A LinkedIn article by Lynette Nusbacher
I’ve read three pieces in the last few days which critique measures taken to control the spread of infectious disease. These critiques characterise the measures as ‘hysterical’, and suggest that the measures will inappropriately sacrifice economic activity in pursuit of keeping people alive. Two critiques were by legal scholars. None is by a scientist or an economist.
Everything in life is a trade-off. Countries which are currently attempting to keep people alive at the cost of economic activity are making a conscious choice. They are doing so based largely on epidemiological models. In the critiques I read, these models are treated as essentially fictional. That is to say, rather than treating forecasts and scientific modelling as the product of a scientific discipline, they are treated as pure invention.
Because mathematical modelling and associated forecasting are such an important part of the way our financial services industry works, and because none of these people has (so far as I know) criticised investment decisions based on mathematical modelling; I consider this disingenuous. Very serious people in very serious professions make very serious decisions based on modelling and systematic forecasting. High-stakes financial decisions based on modelling are rarely described as ‘hysterical’, even when harshly critiqued, and even those which can create significant market volatility.
These critiques of strict controls over human behaviour point out, rightly, that artificially inducing a recession (which is what we are now doing, globally) will kill people. This is true: many high-stakes decisions, including public health policy decisions, cost lives. Many decisions will cost different people’s lives in surprising ways. This is a practical application of the Trolley Problem: Policy decision A will kill so many people; policy decision B will kill so many different people; what is the right decision?
Some of these critiques have implied that the people who would be killed by the COVID-19 trolley would largely be elderly and therefore of less economic value. They point out — or they could point out — that the Grim Reaper would be coming for many of these people regardless of this coronavirus. They point out that the economic stagnation created by an induced recession will result in morbidity (illness) and mortality (death) as well. Choosing to protect the elderly and vulnerable from COVID-19 at the expense of the young and healthy, is the wrong way to steer the trolley.
They suggest that the elderly and vulnerable should be quarantined, and that otherwise economic activity should continue more or less as normal. Some of the elderly and vulnerable would contract the illness, some of them would die; some of the middle-aged would contract the illness, some of them would die; some of these people would die anyway; but the economy would continue to function and the greatest good would be achieved for the greatest number.

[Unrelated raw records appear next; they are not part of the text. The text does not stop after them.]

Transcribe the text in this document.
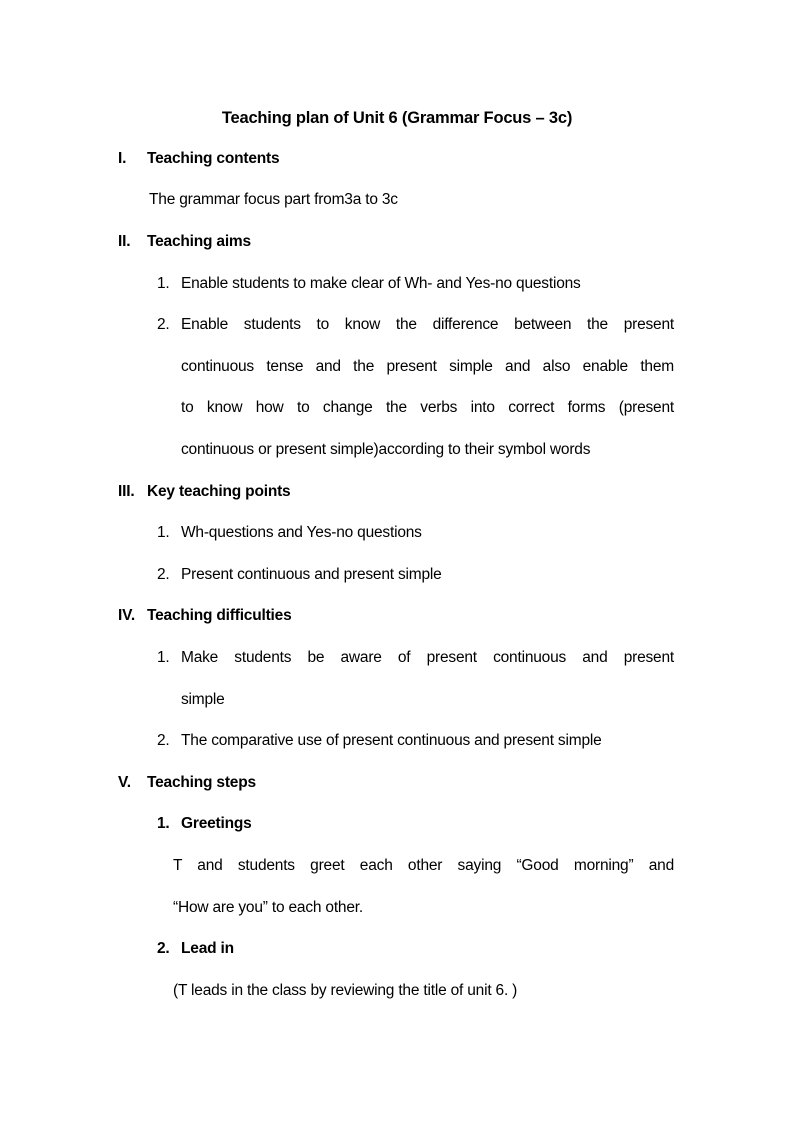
Teaching plan of Unit 6 (Grammar Focus – 3c)
I. Teaching contents
The grammar focus part from3a to 3c
II. Teaching aims
1. Enable students to make clear of Wh- and Yes-no questions
2. Enable students to know the difference between the present
continuous tense and the present simple and also enable them
to know how to change the verbs into correct forms (present
continuous or present simple)according to their symbol words
III. Key teaching points
1. Wh-questions and Yes-no questions
2. Present continuous and present simple
IV. Teaching difficulties
1. Make students be aware of present continuous and present
simple
2. The comparative use of present continuous and present simple
V. Teaching steps
1. Greetings
T and students greet each other saying “Good morning” and
“How are you” to each other.
2. Lead in
(T leads in the class by reviewing the title of unit 6. )
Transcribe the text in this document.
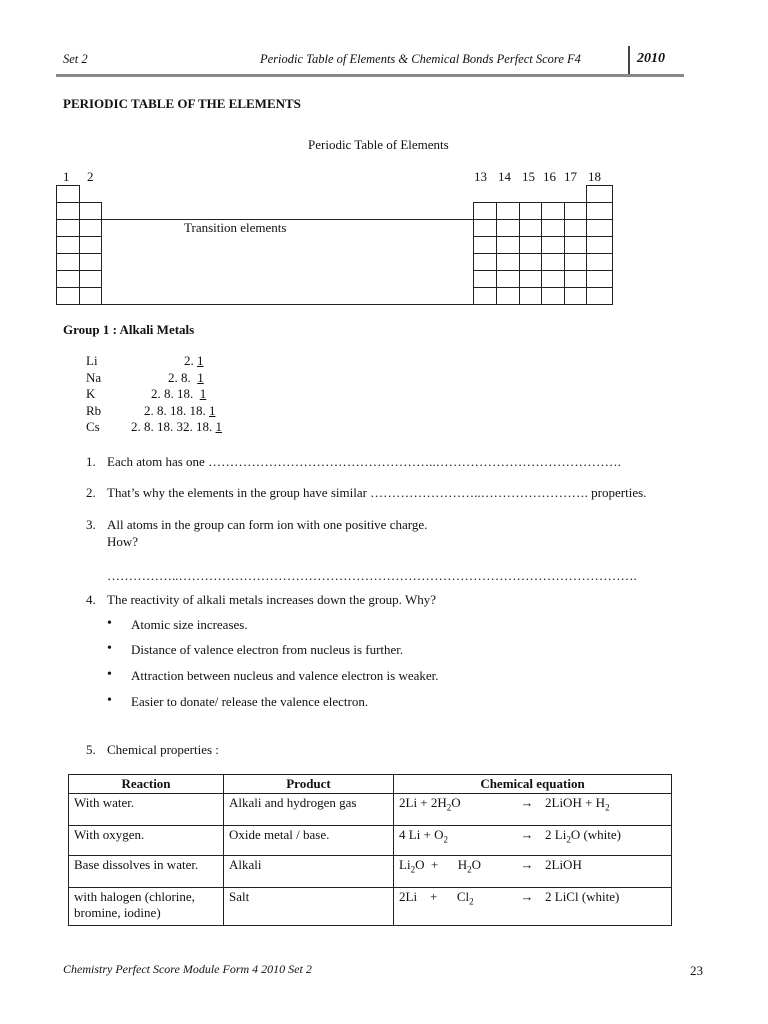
Set 2	Periodic Table of Elements & Chemical Bonds Perfect Score F4	2010
PERIODIC TABLE OF THE ELEMENTS
Periodic Table of Elements
1 2	13 14 15 16 17 18
Transition elements
Group 1 : Alkali Metals
Li	2. 1
Na	2. 8. 1
K	2. 8. 18. 1
Rb	2. 8. 18. 18. 1
Cs 2. 8. 18. 32. 18. 1
1. Each atom has one ……………………………………………..…………………………………….
2. That’s why the elements in the group have similar ……………………..……………………. properties.
3. All atoms in the group can form ion with one positive charge.
How?
……………..…………………………………………………………………………………………….
4. The reactivity of alkali metals increases down the group. Why?
• Atomic size increases.
• Distance of valence electron from nucleus is further.
• Attraction between nucleus and valence electron is weaker.
• Easier to donate/ release the valence electron.
5. Chemical properties :
Reaction	Product	Chemical equation
With water.	Alkali and hydrogen gas	$2Li + 2H_2O$ → 2LiOH + $H_2$

With oxygen.	Oxide metal / base.	4 $Li + O_2 \to 2$ $Li_2O$ (white)

Base dissolves in water.	Alkali	$Li_2O$  +      $H_2O$ → 2LiOH

with halogen (chlorine, bromine, iodine)	Salt	2Li    +      $Cl_2 \to 2$ LiCl (white)
Chemistry Perfect Score Module Form 4 2010 Set 2	23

This approach rejects epidemiological modelling as a sort of confabulation. This permits these critics to ignore the hundreds of thousands who would be killed, and larger numbers who would be hospitalised and survive, and larger numbers still who would become ill but not require hospitalisation. By focussing on the idea that the estimates based on, for instance, the Imperial College modelling; are worthless, the number can be minimised. Far more important, however, the economic impact of this illness and death is ignored.

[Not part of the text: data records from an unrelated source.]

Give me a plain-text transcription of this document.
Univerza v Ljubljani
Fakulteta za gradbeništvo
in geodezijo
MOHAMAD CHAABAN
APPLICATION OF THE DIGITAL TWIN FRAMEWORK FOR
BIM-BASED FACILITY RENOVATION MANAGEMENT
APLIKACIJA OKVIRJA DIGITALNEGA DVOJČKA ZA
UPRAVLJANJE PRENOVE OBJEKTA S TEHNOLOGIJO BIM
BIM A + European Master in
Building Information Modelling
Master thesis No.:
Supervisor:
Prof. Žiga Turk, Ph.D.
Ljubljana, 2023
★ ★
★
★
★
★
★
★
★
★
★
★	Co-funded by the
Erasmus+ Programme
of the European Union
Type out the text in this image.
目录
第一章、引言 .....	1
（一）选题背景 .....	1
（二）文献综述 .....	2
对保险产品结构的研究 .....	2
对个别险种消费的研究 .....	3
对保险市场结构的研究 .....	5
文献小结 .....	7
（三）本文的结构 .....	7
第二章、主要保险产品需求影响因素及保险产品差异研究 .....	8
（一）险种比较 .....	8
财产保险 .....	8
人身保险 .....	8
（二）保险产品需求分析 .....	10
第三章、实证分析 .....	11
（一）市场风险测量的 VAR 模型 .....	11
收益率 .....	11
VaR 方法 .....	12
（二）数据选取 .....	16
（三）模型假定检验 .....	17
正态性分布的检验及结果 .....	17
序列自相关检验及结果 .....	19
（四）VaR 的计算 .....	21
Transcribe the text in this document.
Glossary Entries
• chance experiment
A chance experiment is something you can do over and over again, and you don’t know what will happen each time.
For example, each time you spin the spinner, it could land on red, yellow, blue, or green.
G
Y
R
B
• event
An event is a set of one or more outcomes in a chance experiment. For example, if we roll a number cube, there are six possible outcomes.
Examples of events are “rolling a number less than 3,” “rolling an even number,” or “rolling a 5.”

Integral to every one of these critiques is the implicit assumption that the effect on the economy of widespread illness and death would be negligible. Getting everyone off their sofas, off of Zoom and back into their conference rooms would generate sufficient economic growth to far outstrip the economic effects of the deaths and illness of millions.
Death imposes costs on an economy, though. Illness imposes costs on an economy. Treatment of illness has complex effects on an economy. Assuming that costs only come from control measures, and that a marginal increase in deaths of a few hundred thousand people has negligible costs, is driving the trolley without a clear view of who is lying on which track.
A full understanding of this trade-off requires a combination of economic and epidemiological modelling. It requires using structured methods to forecast the future. Doing so requires us to accept that even though there is no accurate foretelling, we still need to forecast. The weather forecast isn’t always exactly right, but it’s still worth having a look before planning a picnic. For someone in a field in which modelling is not part of training and understanding, basing life-and-death decision-making on forecasts known to be imperfect, is strongly counter-inutitive.
This is why I’ve chosen to take a moment to write this. We view problems, including significant problems, through the lenses of our own biases. People of immense intelligence, wisdom and understanding still have biases. Education and intellectual engagement can confirm biases and create new ones. It is those biases which make some people suggest that taking counter-intuitive action like creating an artificially-induced recession with no clear idea how to end such a recession, and doing so based on epidemiologists’ modelling; is madness.
Looking past our biases to understand our potential futures requires us to use intellectual structure. Moving ourselves towards the post-COVID19 future requires simple structures like imposing intellectual diversity on planning and decision-making; and more complex structures like futures technique. Without stripping away those lenses that bias our perception, we aren’t safe to operate complex machinery like a trolley, a business or a government.